Il panorama legislativo. L'Italia ha introdotto una disciplina nazionale sull'efficienza energetica degli edifici dal 2005, attraverso il recepimento della Direttiva sulla prestazione energetica nell'edilizia (Epbd) del 2002. Tuttavia, nel corso degli anni 2000, la legislazione nazionale ha fornito solo un quadro generale, concedendo alle autorità regionali un'ampia autonomia nell'attuazione della direttiva europea. Ciò ha portato a una notevole eterogeneità nell'implementazione del sistema di certificazione della prestazione energetica tra le diverse regioni. Dal 2011, era necessario cominciare l'Attestato di certificazione energetica (Ace) da parte del venditore/proprietario all'acquirente/affittuario. Nel 2012 è diventato obbligatorio allegare l'Ace al contratto di compravendita o di locazione così come l'inclusione negli annunci immobiliari.
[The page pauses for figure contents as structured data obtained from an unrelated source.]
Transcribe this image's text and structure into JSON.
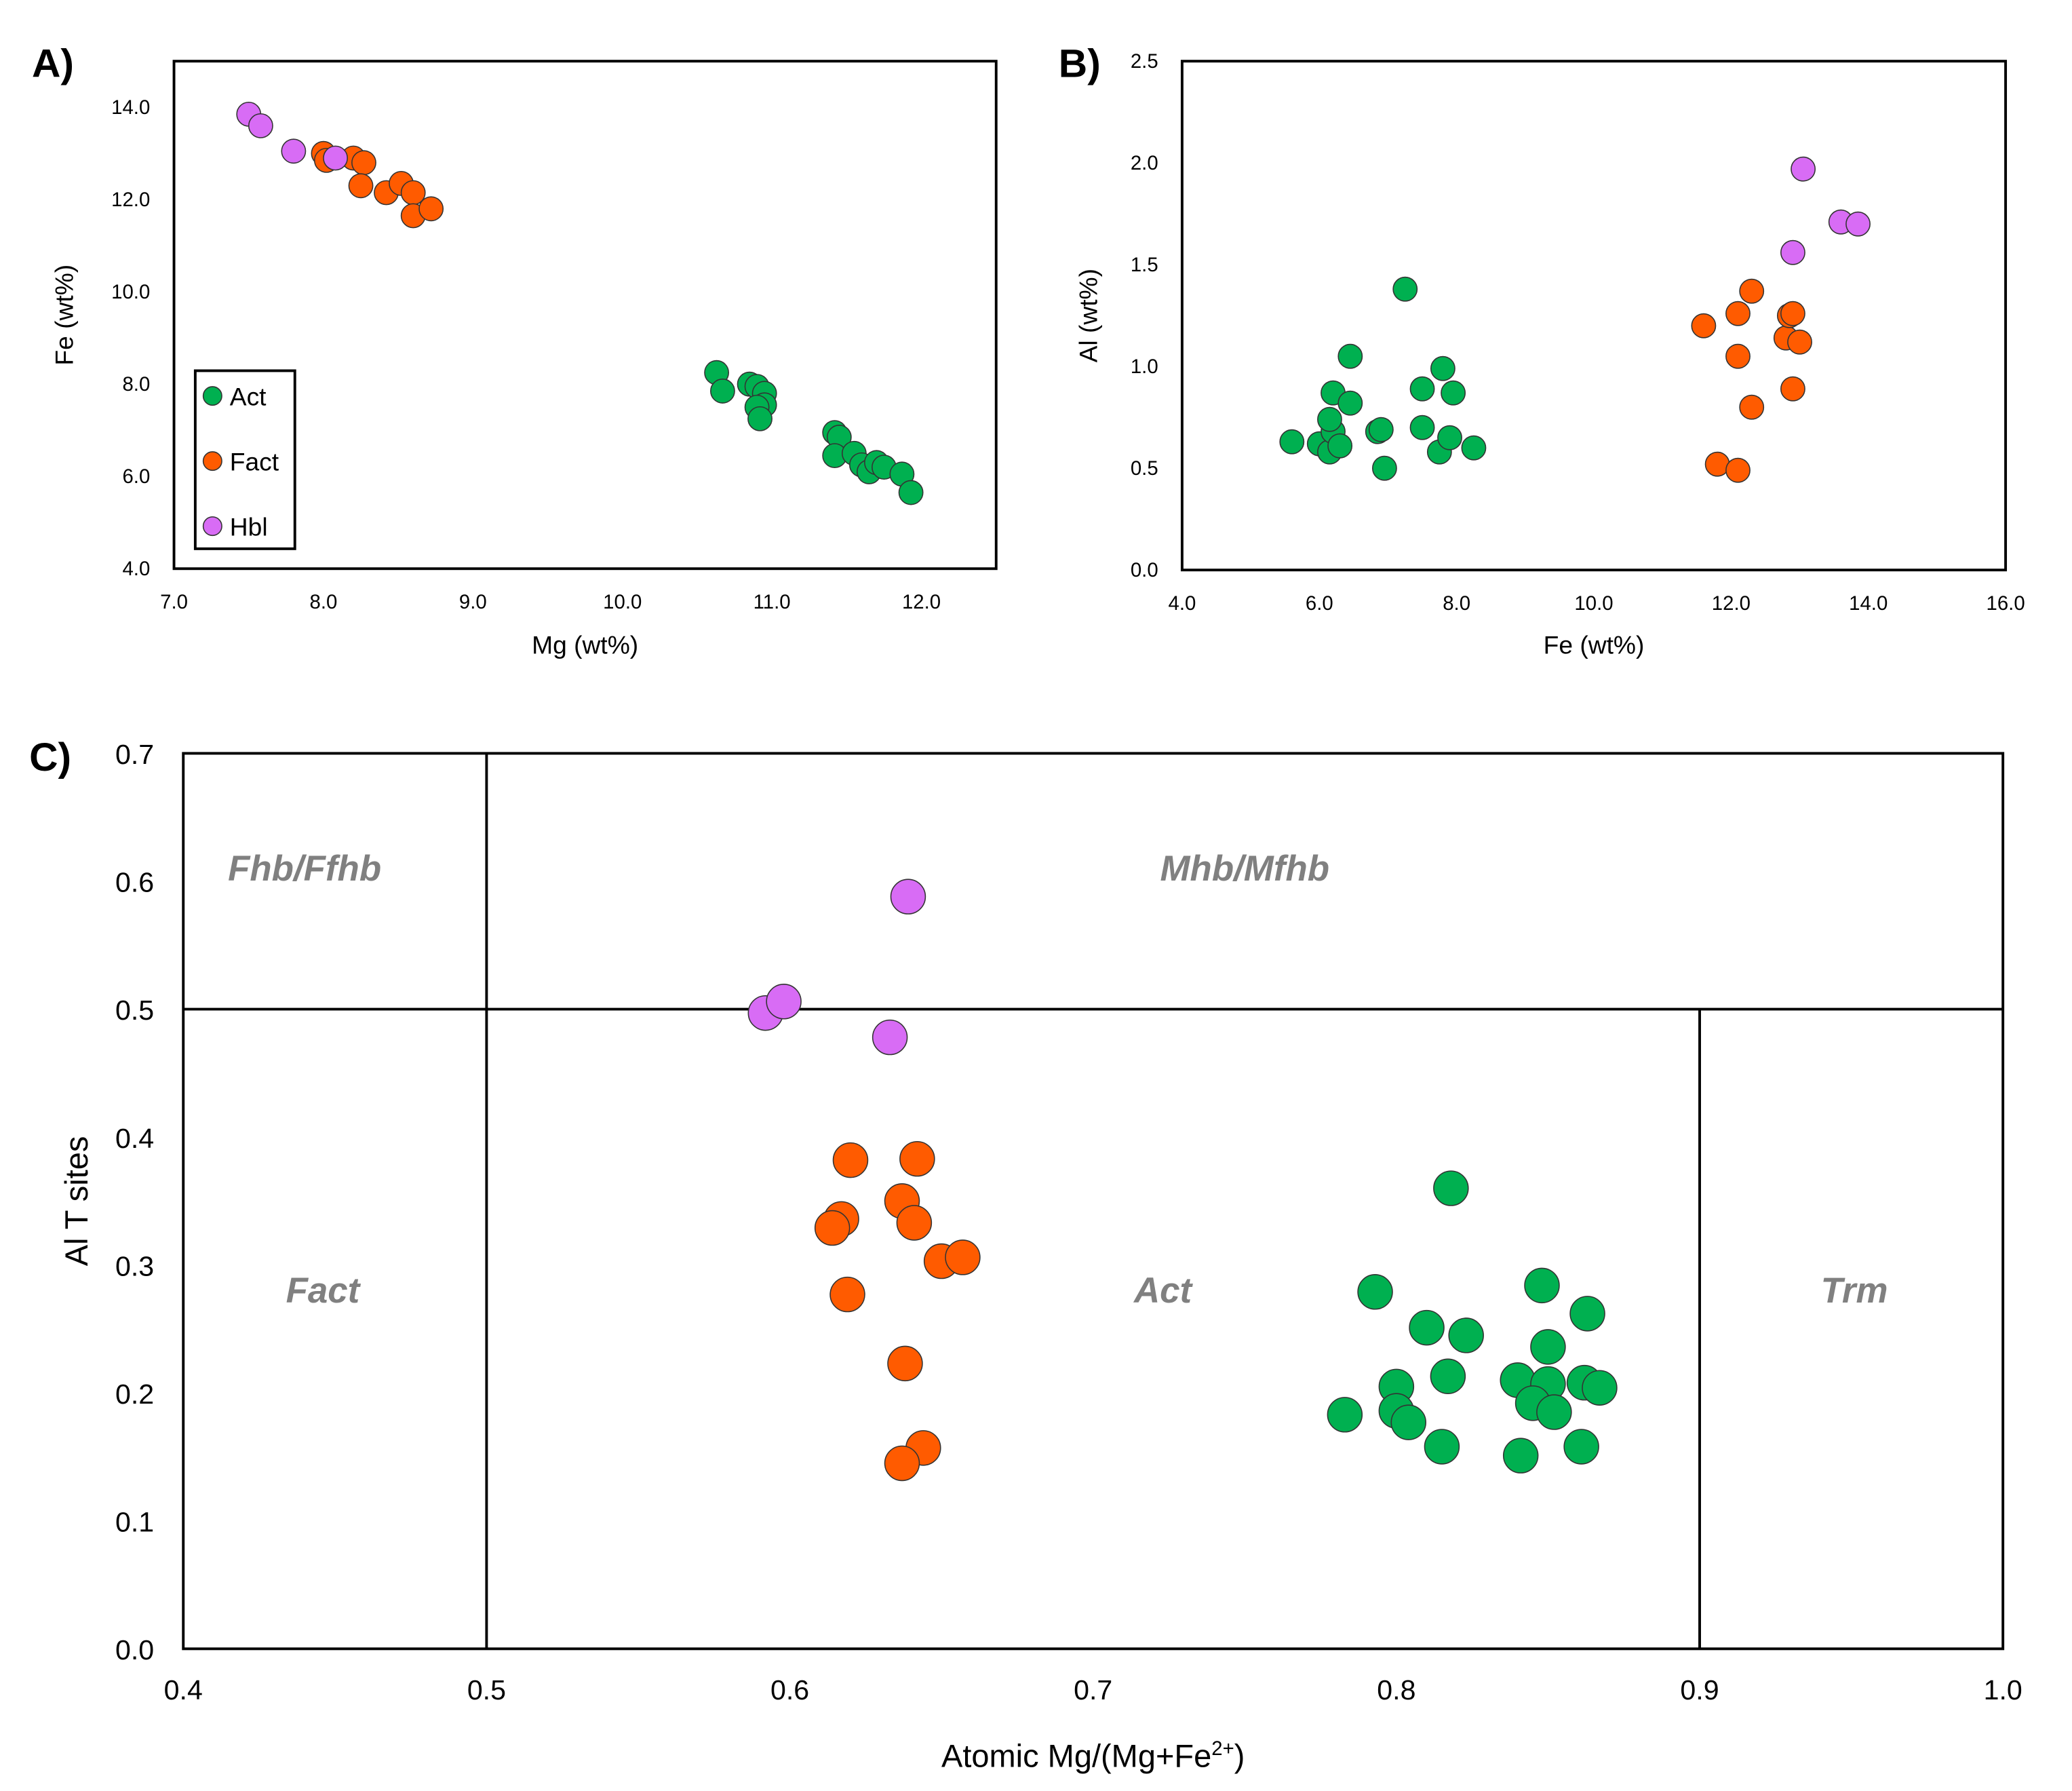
{
  "colors": {
    "Act": "#00b050",
    "Fact": "#ff5b00",
    "Hbl": "#d86cf5"
  },
  "chart_data": [
    {
      "type": "scatter",
      "panel_label": "A)",
      "xlabel": "Mg (wt%)",
      "ylabel": "Fe (wt%)",
      "xlim": [
        7.0,
        12.5
      ],
      "ylim": [
        4.0,
        15.0
      ],
      "xticks": [
        "7.0",
        "8.0",
        "9.0",
        "10.0",
        "11.0",
        "12.0"
      ],
      "yticks": [
        "4.0",
        "6.0",
        "8.0",
        "10.0",
        "12.0",
        "14.0"
      ],
      "legend": {
        "placement": "bottom-left",
        "entries": [
          "Act",
          "Fact",
          "Hbl"
        ]
      },
      "series": [
        {
          "name": "Act",
          "points": [
            [
              10.63,
              8.25
            ],
            [
              10.67,
              7.85
            ],
            [
              10.85,
              8.0
            ],
            [
              10.9,
              7.95
            ],
            [
              10.95,
              7.8
            ],
            [
              10.95,
              7.55
            ],
            [
              10.9,
              7.5
            ],
            [
              10.92,
              7.25
            ],
            [
              11.42,
              6.95
            ],
            [
              11.45,
              6.85
            ],
            [
              11.42,
              6.45
            ],
            [
              11.55,
              6.5
            ],
            [
              11.6,
              6.25
            ],
            [
              11.65,
              6.1
            ],
            [
              11.7,
              6.3
            ],
            [
              11.75,
              6.2
            ],
            [
              11.87,
              6.05
            ],
            [
              11.93,
              5.65
            ]
          ]
        },
        {
          "name": "Fact",
          "points": [
            [
              8.0,
              13.0
            ],
            [
              8.02,
              12.85
            ],
            [
              8.2,
              12.9
            ],
            [
              8.27,
              12.8
            ],
            [
              8.25,
              12.3
            ],
            [
              8.42,
              12.15
            ],
            [
              8.52,
              12.35
            ],
            [
              8.6,
              12.15
            ],
            [
              8.6,
              11.65
            ],
            [
              8.72,
              11.8
            ]
          ]
        },
        {
          "name": "Hbl",
          "points": [
            [
              7.5,
              13.85
            ],
            [
              7.58,
              13.6
            ],
            [
              7.8,
              13.05
            ],
            [
              8.08,
              12.9
            ]
          ]
        }
      ]
    },
    {
      "type": "scatter",
      "panel_label": "B)",
      "xlabel": "Fe (wt%)",
      "ylabel": "Al (wt%)",
      "xlim": [
        4.0,
        16.0
      ],
      "ylim": [
        0.0,
        2.5
      ],
      "xticks": [
        "4.0",
        "6.0",
        "8.0",
        "10.0",
        "12.0",
        "14.0",
        "16.0"
      ],
      "yticks": [
        "0.0",
        "0.5",
        "1.0",
        "1.5",
        "2.0",
        "2.5"
      ],
      "series": [
        {
          "name": "Act",
          "points": [
            [
              5.6,
              0.63
            ],
            [
              6.0,
              0.62
            ],
            [
              6.15,
              0.58
            ],
            [
              6.2,
              0.68
            ],
            [
              6.15,
              0.74
            ],
            [
              6.2,
              0.87
            ],
            [
              6.3,
              0.61
            ],
            [
              6.45,
              1.05
            ],
            [
              6.45,
              0.82
            ],
            [
              6.85,
              0.68
            ],
            [
              6.9,
              0.69
            ],
            [
              6.95,
              0.5
            ],
            [
              7.25,
              1.38
            ],
            [
              7.5,
              0.89
            ],
            [
              7.5,
              0.7
            ],
            [
              7.75,
              0.58
            ],
            [
              7.8,
              0.99
            ],
            [
              7.9,
              0.65
            ],
            [
              7.95,
              0.87
            ],
            [
              8.25,
              0.6
            ]
          ]
        },
        {
          "name": "Fact",
          "points": [
            [
              11.6,
              1.2
            ],
            [
              11.8,
              0.52
            ],
            [
              12.1,
              1.26
            ],
            [
              12.1,
              1.05
            ],
            [
              12.1,
              0.49
            ],
            [
              12.3,
              1.37
            ],
            [
              12.3,
              0.8
            ],
            [
              12.8,
              1.14
            ],
            [
              12.85,
              1.25
            ],
            [
              12.9,
              1.26
            ],
            [
              12.9,
              0.89
            ],
            [
              13.0,
              1.12
            ]
          ]
        },
        {
          "name": "Hbl",
          "points": [
            [
              12.9,
              1.56
            ],
            [
              13.05,
              1.97
            ],
            [
              13.6,
              1.71
            ],
            [
              13.85,
              1.7
            ]
          ]
        }
      ]
    },
    {
      "type": "scatter",
      "panel_label": "C)",
      "xlabel": "Atomic Mg/(Mg+Fe",
      "xlabel_sup": "2+",
      "xlabel_end": ")",
      "ylabel": "Al T sites",
      "xlim": [
        0.4,
        1.0
      ],
      "ylim": [
        0.0,
        0.7
      ],
      "xticks": [
        "0.4",
        "0.5",
        "0.6",
        "0.7",
        "0.8",
        "0.9",
        "1.0"
      ],
      "yticks": [
        "0.0",
        "0.1",
        "0.2",
        "0.3",
        "0.4",
        "0.5",
        "0.6",
        "0.7"
      ],
      "boundaries": [
        {
          "x": [
            0.5,
            0.5
          ],
          "y": [
            0.0,
            0.7
          ]
        },
        {
          "x": [
            0.4,
            1.0
          ],
          "y": [
            0.5,
            0.5
          ]
        },
        {
          "x": [
            0.9,
            0.9
          ],
          "y": [
            0.0,
            0.5
          ]
        }
      ],
      "regions": [
        {
          "label": "Fhb/Ffhb",
          "x": 0.44,
          "y": 0.61
        },
        {
          "label": "Mhb/Mfhb",
          "x": 0.75,
          "y": 0.61
        },
        {
          "label": "Fact",
          "x": 0.446,
          "y": 0.28
        },
        {
          "label": "Act",
          "x": 0.723,
          "y": 0.28
        },
        {
          "label": "Trm",
          "x": 0.951,
          "y": 0.28
        }
      ],
      "series": [
        {
          "name": "Act",
          "points": [
            [
              0.818,
              0.36
            ],
            [
              0.793,
              0.279
            ],
            [
              0.848,
              0.284
            ],
            [
              0.863,
              0.262
            ],
            [
              0.81,
              0.251
            ],
            [
              0.823,
              0.245
            ],
            [
              0.85,
              0.236
            ],
            [
              0.817,
              0.213
            ],
            [
              0.8,
              0.205
            ],
            [
              0.84,
              0.21
            ],
            [
              0.85,
              0.207
            ],
            [
              0.862,
              0.208
            ],
            [
              0.867,
              0.204
            ],
            [
              0.845,
              0.192
            ],
            [
              0.852,
              0.185
            ],
            [
              0.783,
              0.183
            ],
            [
              0.8,
              0.186
            ],
            [
              0.804,
              0.177
            ],
            [
              0.815,
              0.158
            ],
            [
              0.841,
              0.151
            ],
            [
              0.861,
              0.158
            ]
          ]
        },
        {
          "name": "Fact",
          "points": [
            [
              0.62,
              0.382
            ],
            [
              0.642,
              0.383
            ],
            [
              0.637,
              0.35
            ],
            [
              0.641,
              0.333
            ],
            [
              0.617,
              0.336
            ],
            [
              0.614,
              0.329
            ],
            [
              0.65,
              0.303
            ],
            [
              0.657,
              0.306
            ],
            [
              0.619,
              0.277
            ],
            [
              0.638,
              0.223
            ],
            [
              0.644,
              0.157
            ],
            [
              0.637,
              0.145
            ]
          ]
        },
        {
          "name": "Hbl",
          "points": [
            [
              0.592,
              0.497
            ],
            [
              0.598,
              0.506
            ],
            [
              0.633,
              0.478
            ],
            [
              0.639,
              0.588
            ]
          ]
        }
      ]
    }
  ]
}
Con l'adozione della "Epbd recast" nel 2010, l'Italia ha apportato modifiche sostanziali al quadro generale dell'Ace, passando all'Attestato di prestazione energetica (Ape). Nel 2015, con il decreto interministeriale “requisiti minimi” sono stati stabiliti i requisiti minimi a livello nazionale per la classificazione dell'Ape. Tuttavia, nonostante, con importanti differenze regionali.
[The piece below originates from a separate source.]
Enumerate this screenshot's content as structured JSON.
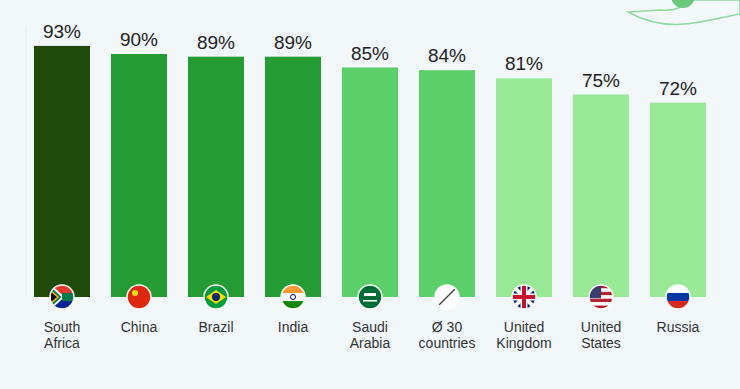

Il quadro normativo attuale implica che due case potrebbero avere standard di efficienza diversi, anche se etichettate nella stessa categoria. Ciò è dovuto a due principali fattori. In primo luogo, la stima della prestazione energetica e dei parametri dell'edificio di riferimento dipende dalla zona climatica in cui si trova l'immobile. In Italia, i comuni sono classificati in sei zone climatiche da A (più calda) a F (più fredda) in base ai gradi giorno di riscaldamento. Questi gradi giorno indicano le temperature sperimentate in un'area specifica. In secondo luogo, l'eterogeneità delle etichette energetiche deriva dalle legislazioni regionali. Mentre il decreto “requisiti minimi” stabilisce i requisiti minimi a livello nazionale, le regioni possono implementare standard più stringenti autonomamente. Per esempio, alcune regioni come la Lombardia hanno introdotto parametri più rigorosi, mentre altre hanno adottato tali standard solo successivamente.